Terwijl de ontrafeling van de mier voor de MGR-inhoud, is het van cruciaal belang om niet te beschadigen van elke andere klieren of de darmen - waarvan de inhoud kunnen het monster (stap 2.5, Figuur 4 en Figuur 15) kruis-besmetten. In het optimale geval, na de extractie van de MGR-inhoud, het DG, evenals de VG zichtbaar blijven intact (Figuur 4). Besmettingen met de inhoud van het directoraat-generaal, die zich onder de MGRs bevindt, zijn moeilijk te vermijden volledig. Redenen hiervoor kunnen ook de gedeeltelijke ontwrichting van de integriteit van de klier tijdens het vervoer op droog ijs van de bemonstering-site naar het laboratorium.

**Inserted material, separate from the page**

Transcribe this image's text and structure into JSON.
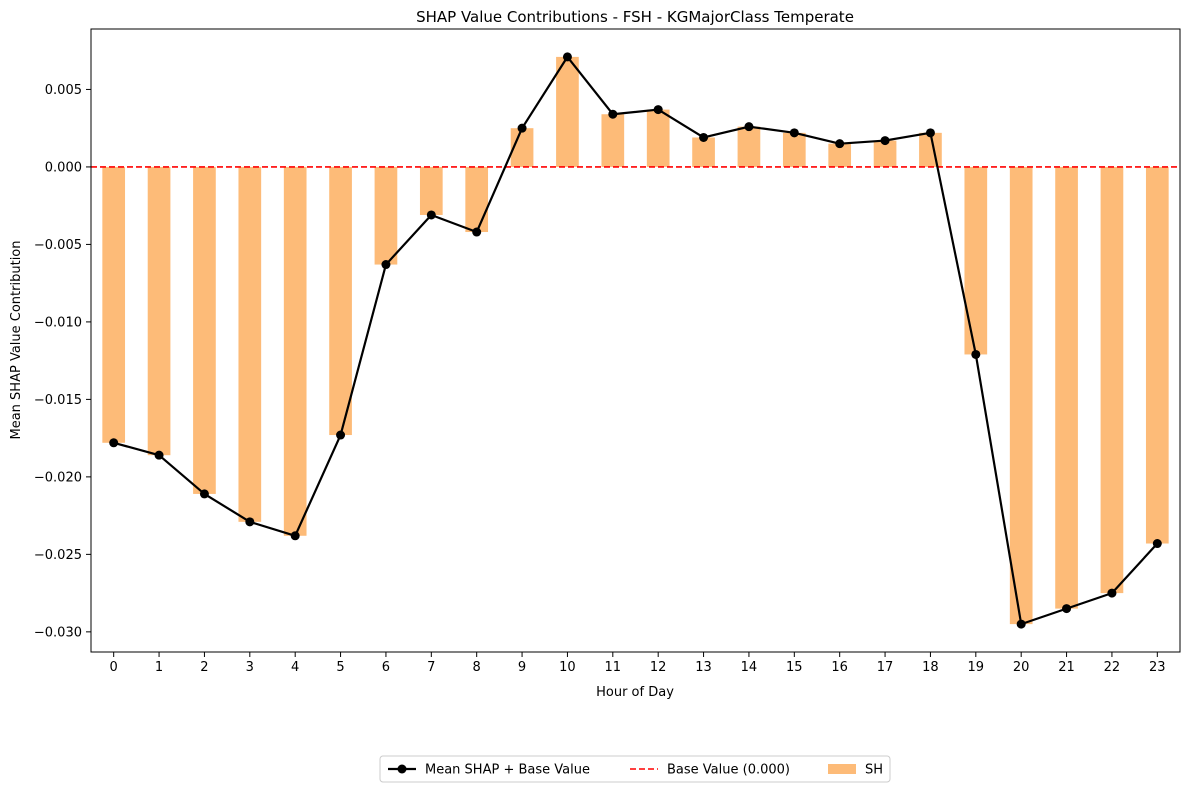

Het is ook mogelijk dat de directoraten-generaal beschadigd gedurende de bemonstering of in het proces van exploderen, zoals we hebben gemerkt voor de MGR in een aantal onderzochte mieren. Aangezien de inhoud van de DG kunnen dezelfde manier worden geanalyseerd als de MGR inhoud (afdelingen 3 en 4), kunnen de resultaten worden vergeleken met de resulterende gegevens na analyse van de MGR inhoud monsters (afdeling 6). In het geval van MGR inhoud plantenextracten verkregen van C. explodens mieren, beginnen de verbindingen ook opgenomen in het DG te elueren laat in het chromatogram (Figuur 12). Om te voorkomen dat DG verwarren verbindingen voor MGR bestanddelen, de respectieve metabolieten kunnen worden uitgesloten van verdere analyse. Uit studies over andere ant-soorten is bekend dat DG's ook (zeer) vluchtige stoffen1,24 bevatten kunnen, die meestal vroeg in het GC-chromatogram Elueer.

In eerdere studies omgaan met de chemische samenstelling van de inhoud van de MGR van COCY mieren, hele mieren of hun hele gasters werden geanalyseerd16,17,18,23, overwegende dat hier de MGR inhoud zelf werden verkregen via dissectie van de mieren.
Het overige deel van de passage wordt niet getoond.